27th april 2006
some good news from playstation magazine about the ps3 yesterday. the release date hasn't changed - november, worldwide - but at least it's nice to have some kind of confirmation. but the good news is that it - apparently - it's only gonna cost around £280, which ,for the best of the next generation games consoles, and a blu-ray player, doesn't sound too bad to me.
20th april 2006
when the thecssweblog wrote this week of a poster that "conveys the importance of web standards visually" i saw myself printing several out and sticking them all over my work's office, but...
i don't want to sound awful, but does anyone else see any kind of rhyme or reason in taking the time out to create something like the standards in a nutshell" poster? i'm sure natalie jost is a very nice person, and her site is very nice too, but c'mon. thecssweblog states that it "may be the key in driving home the point to those who have seemed unable or unwilling to grasp the concept". how exactly does it do that? imagine taking that into your next project pitch, and saying "you really should consider us because all our sites are developed with web standards in mind, observe...", and holding your "standards in a nutshell" poster up.

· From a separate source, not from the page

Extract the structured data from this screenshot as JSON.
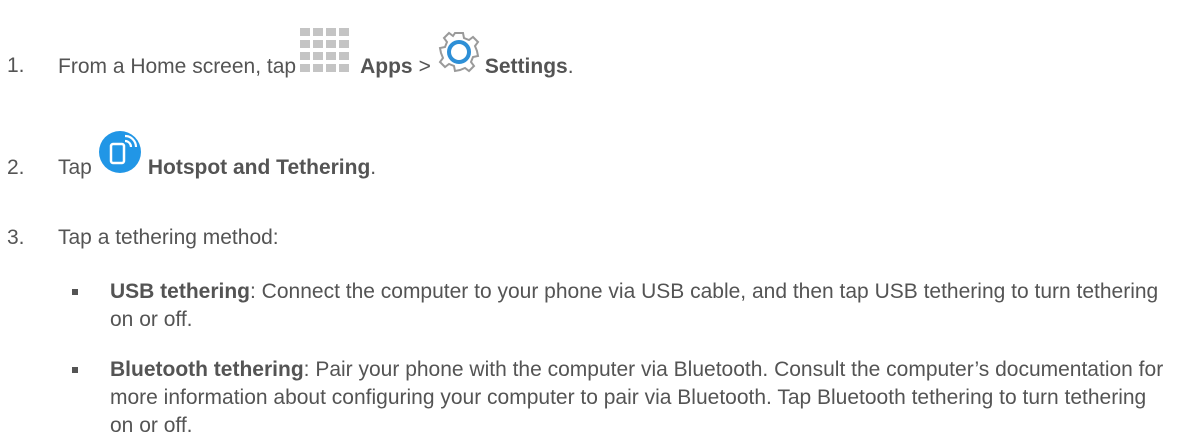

again, i really don't want to sound awful, but at least just present it as a quirky, humorous little poster to stick on your wall rather than "how to best explain web standards to someone unfamiliar" or something that "conveys the importance of web standards visually" (thecssweblog, not natalie).
if only zeldman had thought of this, 'designing with web standards' could have been a flyer.
19th april 2006
despite having supported newcastle united all my life, been a season ticket holder for several years, travelled to see my team in europe on more than one occasion, and t'wife would claim that the game is the most important thing in my life, i made a decision right from day one of my site that i wouldn't talk about football. however, as the majority of fans of english football will know, alan shearer, on monday, probably played his last - competitive - game for the mags, and although i would bet on my life that he's never visited, or will visit, oneplayer, i just wanted to say...
... thank you.
13th april 2006
relevance are posting reviews of various ajax books, with the aim of producing the definitive list for ajax developers. they seem pretty honest, and certainly worth a read.
there are four books reviewed so far, and they've got "at least another four reviews coming out in the next couple of weeks".
11th april 2006
i realise i've been a bit slow on this - although it has a lot to do with the uk being a bit rubbish when it comes to this kind of stuff - but i finally witnessed hd television on sunday. with an hour to go before all the food shops in the area closed, and no food in the house, t'wife and i decided it would be best to spend the next two hours in an electrical superstore looking at lcd televisions, and off to currys in isleworth we sped.
we've been talking about getting a hd-ready lcd for a couple of weeks, but i had absolutely no idea that this place had set up an hd source for their tvs. my god. 3 lg plasmas and 3 lg lcds, of 37" and above, all hooked up to an hd source showing what looked like a "visit europe" tourist information video. my jaw dropped and i have a faint recollection of dribbling at various points throughout the following hour or so.
all the reports i've read - which is quite a few - are true. it really is a revolution in tv. the picture quality, the colours, the detail, everything, is just mind blowing. t'wife was just as amazed, and give me that "sod it, let's just buy one on credit" look on more than a dozen occasions. i know what you're thinking, and the answer is no. no, we didn't get one. but it won't be long.
oh no, it won't be long.
incidentally, we ordered pizza.
10th april 2006
missed this last week - you may have noticed i haven't posted for a while as i've been soooo busy - but the standardisation of ajax seems to be on it's way.
the w3c kids published their first working draft on, my friend and yours, the xmlhttprequest object on wednesday. they're aiming to provide more interoperability between the various implementations of the object, so i guess no more new ActiveXObject / new XMLHttpRequest browser sniffing type code.
no doubt this will take a long, long time, but it's nice to know that they're making a start.
you can read the whole w3c working draft if you want to.
4th april 2006
it doesn't take a genius to realise that it's good to let your users know that something is actually happening behind the scenes of your brand spanking new ajax app, particularly if you're relying on external resources to send you the data that the user wants. but if, like me, you find creating animated gifs a bit tedious, and you get bitter that you're wasting time when you could be writing code, what you need is an animated gif, loading sequence, generator. if only.
what? oh, right...
it turns out that there is such a thing. at the moment, it only creates one style, but you can customise the background colour and the dots colour to match you site (mmmm, white and grey for me then), but i guess if this thing get's really popular, we may be offered all sorts of crazy sequences soon.